While Mark’s gospel is often noted for being in a hurry with everything happening immediately, it is less often noted that his narrative slows down to a leisurely pace in the middle chapters. Consider, for instance, the story of the demoniac in chapter five. It’s a fairly long one, rich in detail, and not in a hurry to reach its conclusion.
Do you suppose Mark intended his readers to linger there for a while to ponder something? If so, what? We have a location: a non-Jewish region on the far side of Galilee, in a cemetery, with a herd of pigs feeding near by; a cast of characters: Jesus, a very strong maniac, the disciples, swineherds, and villagers. We also have a legion of unclean spirits who clearly knew exactly who Jesus was.
The maniac had been ill treated by the locals, but not without reason.

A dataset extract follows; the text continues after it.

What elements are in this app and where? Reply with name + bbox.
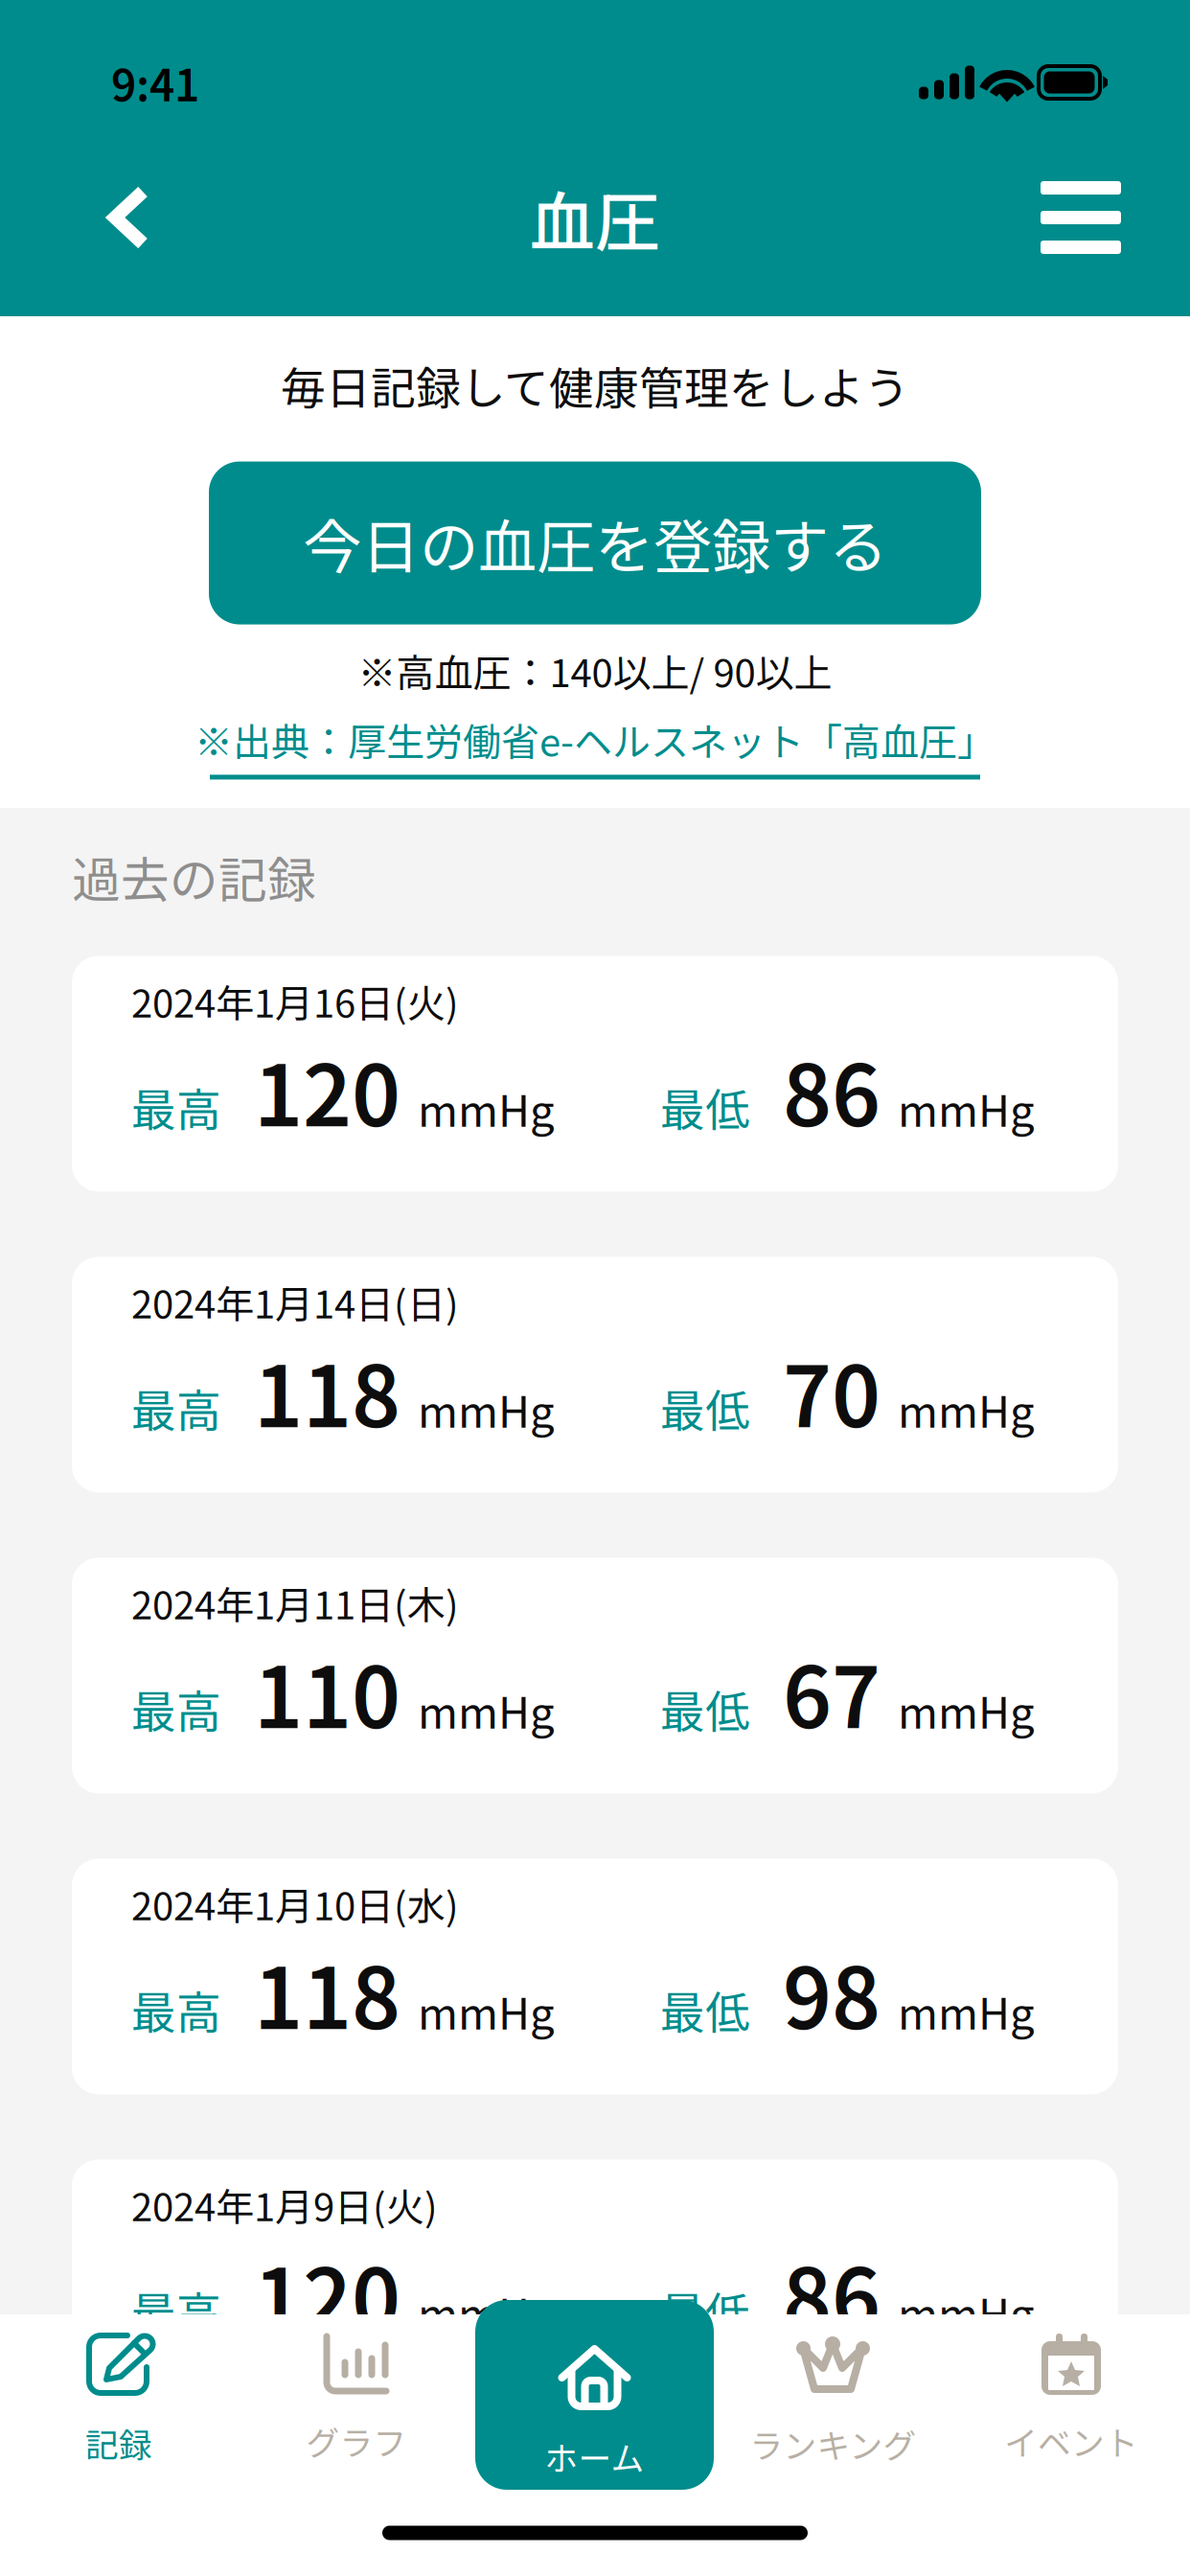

On the one hand, he allowed himself to be chained up for their safety and his. On the other, in the rage of madness, he broke free of all restraints to roam the cemetery, howling at the moon like a B movie werwolf.
When called to account for themselves by Jesus, the unclean spirits, speaking as one, seemed to beg for mercy. What were Jesus’ options? I don’t know, but he did permit them to go elsewhere, into the pigs. It seems that unclean spirits going elsewhere are still unclean, bent on self destruction, even if that means the destruction of their hosts. I don’t want to get into a discussion about the nature of unclean spirits because it’s a rabbit hole from which there is no escape. But I do want to consider the cost of one man’s salvation.
The maniac, now healed, appears to have received more than his sanity. He received the same knowledge of who Jesus was that the spirits had, but with clear headed, sane understanding. Wisdom if you will. The herd of pigs, and the unclean spirits with them, drowned. That was a valuable herd. It represented somebody’s wealth, a considerable fortune, the source of his standing in the community, and now it was gone. The salvation of one dirty, screaming maniac at the cost of the considerable wealth of a hard working, responsible member of the community? What sense does that make?
Who cares about the maniac compared to the good standing of a person of wealth? Where is the equity in exchanging the lives of a valuable herd of pigs for the worthless life of a mad man? All it did was bankrupt a worthy farmer. So he’s sane, wise and knows God now: big deal! What’s that going to get him, and what good does it do us?
God’s calculus is strange indeed. It defies all the rules of logic and quantitative analysis. It’s fiscally and morally insupportable. More especially, it flies in the face of the self satisfied complacency of many who call themselves Christians. Now there is something to ponder in the middle of Lent.